Disciplinary Core Ideas

This resource appears to be designed to build towards this disciplinary core idea, though the resource developer has not explicitly stated so.

Comments about Including the Disciplinary Core Idea
Students should be given time to test and redesign their race course changing heights to best meet the criteria of the car going as far and fast as it can.

This resource is explicitly designed to build towards this disciplinary core idea.

Comments about Including the Disciplinary Core Idea
Guiding questions are included for students to discuss with their groups as they analyze the energy their cars have: What in your experiment caused the energy to increase or decrease? How do you know the energy increased or decreased? If you didn’t change the energy, what do you think happened?

Crosscutting Concepts

This resource appears to be designed to build towards this crosscutting concept, though the resource developer has not explicitly stated so.

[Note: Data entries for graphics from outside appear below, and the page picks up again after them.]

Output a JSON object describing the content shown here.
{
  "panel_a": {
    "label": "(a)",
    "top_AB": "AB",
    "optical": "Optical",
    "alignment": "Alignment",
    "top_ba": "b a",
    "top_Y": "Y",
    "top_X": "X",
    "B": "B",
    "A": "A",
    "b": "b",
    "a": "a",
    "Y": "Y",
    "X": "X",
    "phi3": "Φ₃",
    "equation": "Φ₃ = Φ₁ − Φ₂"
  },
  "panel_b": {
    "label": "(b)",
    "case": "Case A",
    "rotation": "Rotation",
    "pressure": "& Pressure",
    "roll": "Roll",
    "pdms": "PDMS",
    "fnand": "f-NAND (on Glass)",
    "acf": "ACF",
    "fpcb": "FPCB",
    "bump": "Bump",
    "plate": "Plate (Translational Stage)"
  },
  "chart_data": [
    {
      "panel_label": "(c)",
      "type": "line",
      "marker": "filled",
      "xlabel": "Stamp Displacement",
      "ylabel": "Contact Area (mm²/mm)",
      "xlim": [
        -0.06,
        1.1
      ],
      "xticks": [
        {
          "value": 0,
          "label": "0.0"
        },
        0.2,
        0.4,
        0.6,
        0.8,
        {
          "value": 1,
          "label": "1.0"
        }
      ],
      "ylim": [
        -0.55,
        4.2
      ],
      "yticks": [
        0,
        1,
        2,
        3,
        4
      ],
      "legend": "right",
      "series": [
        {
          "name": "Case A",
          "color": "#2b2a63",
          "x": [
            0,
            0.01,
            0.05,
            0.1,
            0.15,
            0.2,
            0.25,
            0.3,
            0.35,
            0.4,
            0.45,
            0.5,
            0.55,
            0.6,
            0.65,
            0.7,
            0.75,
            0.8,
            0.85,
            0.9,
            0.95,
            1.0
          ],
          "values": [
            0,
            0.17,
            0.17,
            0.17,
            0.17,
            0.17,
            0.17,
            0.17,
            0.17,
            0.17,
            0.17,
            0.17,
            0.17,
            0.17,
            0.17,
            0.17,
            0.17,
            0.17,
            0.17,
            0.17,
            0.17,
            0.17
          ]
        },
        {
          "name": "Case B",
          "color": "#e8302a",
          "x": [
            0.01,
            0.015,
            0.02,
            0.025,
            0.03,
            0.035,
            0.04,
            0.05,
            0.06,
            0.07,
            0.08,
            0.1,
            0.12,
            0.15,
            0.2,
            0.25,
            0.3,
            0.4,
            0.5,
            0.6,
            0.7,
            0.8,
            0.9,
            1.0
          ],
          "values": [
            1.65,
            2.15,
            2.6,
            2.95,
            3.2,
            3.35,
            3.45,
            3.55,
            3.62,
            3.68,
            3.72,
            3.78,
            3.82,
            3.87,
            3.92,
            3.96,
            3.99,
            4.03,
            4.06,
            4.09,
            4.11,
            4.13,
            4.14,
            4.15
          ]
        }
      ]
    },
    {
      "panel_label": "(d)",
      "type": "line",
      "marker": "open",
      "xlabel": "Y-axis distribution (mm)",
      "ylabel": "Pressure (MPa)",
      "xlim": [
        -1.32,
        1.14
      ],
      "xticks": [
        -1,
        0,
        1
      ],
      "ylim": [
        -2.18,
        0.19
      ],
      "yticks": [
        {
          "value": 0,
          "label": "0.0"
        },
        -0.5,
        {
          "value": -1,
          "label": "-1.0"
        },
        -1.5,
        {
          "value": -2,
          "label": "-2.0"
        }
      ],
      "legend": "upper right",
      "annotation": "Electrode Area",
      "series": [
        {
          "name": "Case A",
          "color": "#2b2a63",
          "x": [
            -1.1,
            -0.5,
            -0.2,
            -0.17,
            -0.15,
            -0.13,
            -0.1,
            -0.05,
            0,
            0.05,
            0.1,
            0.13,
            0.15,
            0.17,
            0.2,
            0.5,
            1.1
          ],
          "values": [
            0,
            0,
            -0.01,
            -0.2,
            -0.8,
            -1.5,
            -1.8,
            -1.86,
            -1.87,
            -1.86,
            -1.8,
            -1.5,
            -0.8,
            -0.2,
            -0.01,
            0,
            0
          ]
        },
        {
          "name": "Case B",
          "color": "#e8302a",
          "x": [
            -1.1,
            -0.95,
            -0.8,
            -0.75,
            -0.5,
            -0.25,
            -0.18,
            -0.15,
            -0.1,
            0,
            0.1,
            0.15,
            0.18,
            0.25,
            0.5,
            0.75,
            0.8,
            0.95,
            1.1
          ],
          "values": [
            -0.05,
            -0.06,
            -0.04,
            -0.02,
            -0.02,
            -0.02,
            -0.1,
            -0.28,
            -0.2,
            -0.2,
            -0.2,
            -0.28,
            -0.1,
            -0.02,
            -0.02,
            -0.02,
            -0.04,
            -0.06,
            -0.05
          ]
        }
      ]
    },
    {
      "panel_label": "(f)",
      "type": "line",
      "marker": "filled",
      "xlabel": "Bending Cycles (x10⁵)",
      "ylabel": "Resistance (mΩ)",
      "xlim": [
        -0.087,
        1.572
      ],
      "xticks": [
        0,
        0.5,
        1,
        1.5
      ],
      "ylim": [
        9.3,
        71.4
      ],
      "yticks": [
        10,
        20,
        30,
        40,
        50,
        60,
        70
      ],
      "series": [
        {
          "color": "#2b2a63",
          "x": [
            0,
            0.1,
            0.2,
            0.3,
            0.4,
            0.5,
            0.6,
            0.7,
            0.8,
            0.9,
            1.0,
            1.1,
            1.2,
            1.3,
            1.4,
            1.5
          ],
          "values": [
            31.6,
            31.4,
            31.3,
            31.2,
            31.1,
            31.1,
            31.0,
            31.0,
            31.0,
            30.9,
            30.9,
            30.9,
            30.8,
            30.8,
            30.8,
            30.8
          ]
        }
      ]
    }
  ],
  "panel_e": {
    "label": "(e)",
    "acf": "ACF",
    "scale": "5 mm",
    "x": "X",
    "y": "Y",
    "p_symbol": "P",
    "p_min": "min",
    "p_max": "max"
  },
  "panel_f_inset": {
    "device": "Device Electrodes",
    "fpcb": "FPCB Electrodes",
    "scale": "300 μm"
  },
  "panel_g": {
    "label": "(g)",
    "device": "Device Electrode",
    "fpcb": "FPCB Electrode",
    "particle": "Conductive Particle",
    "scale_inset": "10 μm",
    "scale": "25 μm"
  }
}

Comments about Including the Crosscutting Concept
When the car is at a higher elevation, it has gravitational potential energy at the top of the ramp because the force of gravity is going to pull it down the hill.If the students do not push or touch their car, what will make it move? What are some ways you discovered to give a Hot Wheels car more or less energy? What happened as a result? How did the engineers change the energy the car possessed from the early video clip? It is suggested to implement Unit 2 to enable students to more fully understand how energy can be transferred between objects.

This resource appears to be designed to build towards this crosscutting concept, though the resource developer has not explicitly stated so.

Comments about Including the Crosscutting Concept
Students will be looking at their data for to find the effects of the distance the car traveled as the height of the ramp increased. What kind of pattern are you seeing? It is suggested to discuss with the students the importance of consistent data in each experiment (use the same car, the same size text books) as this would enable the students to identify the cause and effect relationship in the data more clearly.

Resource Quality

  • Alignment to the Dimensions of the NGSS: This resource engages students in performances that integrate the three dimensions of the NGSS as well as exposes students to real world problem solving with grade appropriate connections to the Common Core Math and ELA standards. Students are given the opportunity to engage with the science phenomena and use what they learned to design their own race track with specific criteria and constraints. Each lesson targets the performance expectations and builds on previous lessons as students expand their prior knowledge. It is strongly recommended that students should be given opportunities to wonder and ask questions themselves that could drive the investigations.

  • Instructional Supports: Strategies to link students understanding of each lesson is included to support teachers. Suggestions are included to provide guidance to support differentiated instruction. Vocabulary is tiered and considerations for English Language Learners are addressed. Each lesson gradually adjusts support over time for students to make sense of the phenomena.

  • Monitoring Student Progress: Various formative assessments are embedded throughout the lessons as well as assessment tools, presentation checklists for students and a rubric for teachers which can be found in the Appendix. Group Discussion Observation Recording Worksheet and Guide are included for students to record and reflect on ways to improve their experiment explanation.

  • Quality of Technological Interactivity: This resource does not include an interactive technological component.